While teenage boys may be preoccupied with sex, three boys used that to their advantage and invented color-changing condoms that detect STDs (sexually transmitted disease). Specifically, Daanyaal Ali, 14, Muaz Nawaz, 13 and Chirag Shah, 14 from London, England’s Isaac Newton Academy have come up with a detailed proposal for a new color-coded condom dubbed the S.T. EYE. These condoms are will be able to detect whether your partner has a sexually transmitted disease and signify such by changing colors.
In a statement Ali said: “We created the S.T.EYE as a new way for STI (sexually transmitted infection) detection to help the future of the next generation.

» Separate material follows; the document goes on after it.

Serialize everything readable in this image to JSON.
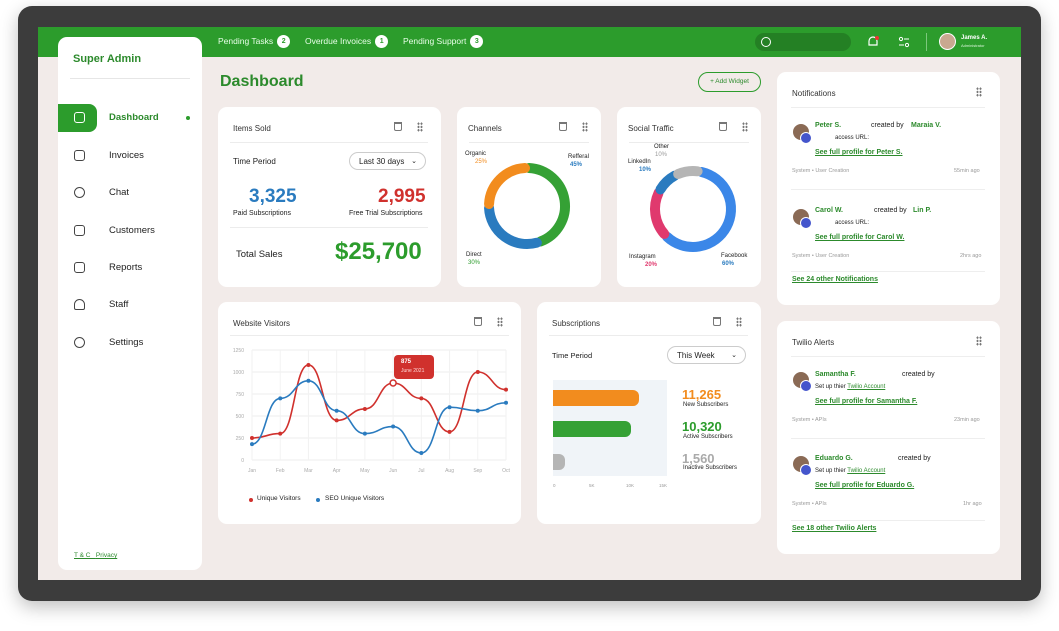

We wanted to make something that made detecting harmful (sexually transmitted infections) STIs safer than ever before, so that people can take immediate action in the privacy of their own homes without the often-scary procedures at the doctors.”
Ali added that their group wanted to make certain that they could “give peace of mind to users and let people act even more responsibly than ever before.” Essentially, the S.T.EYE condom would change color when/if it comes into contact with an STD.
The color change would occur in reaction to antibodies on the condom interacting with the antigens of STIs, making the condom change various colors depending on the specific disease. It would turn purple for genital warts, green for chlamydia, purple for genital warts, blue for syphilis and yellow for herpes.
The trio of teen students presented this new product concept to an audience at the Teen Tech awards. They earned a prize for tope innovation in the health category. They were presented with approximately $1,500 and a free trip to England’s famous Buckingham Palace.
Although various sources report that the color-changing condoms are not as yet on the market and are still in the early stages of development, the teenage team has reportedly already been approached a condom manufacturer that was said to be impressed by the threesome’s desire to deal with such a sensitive issue.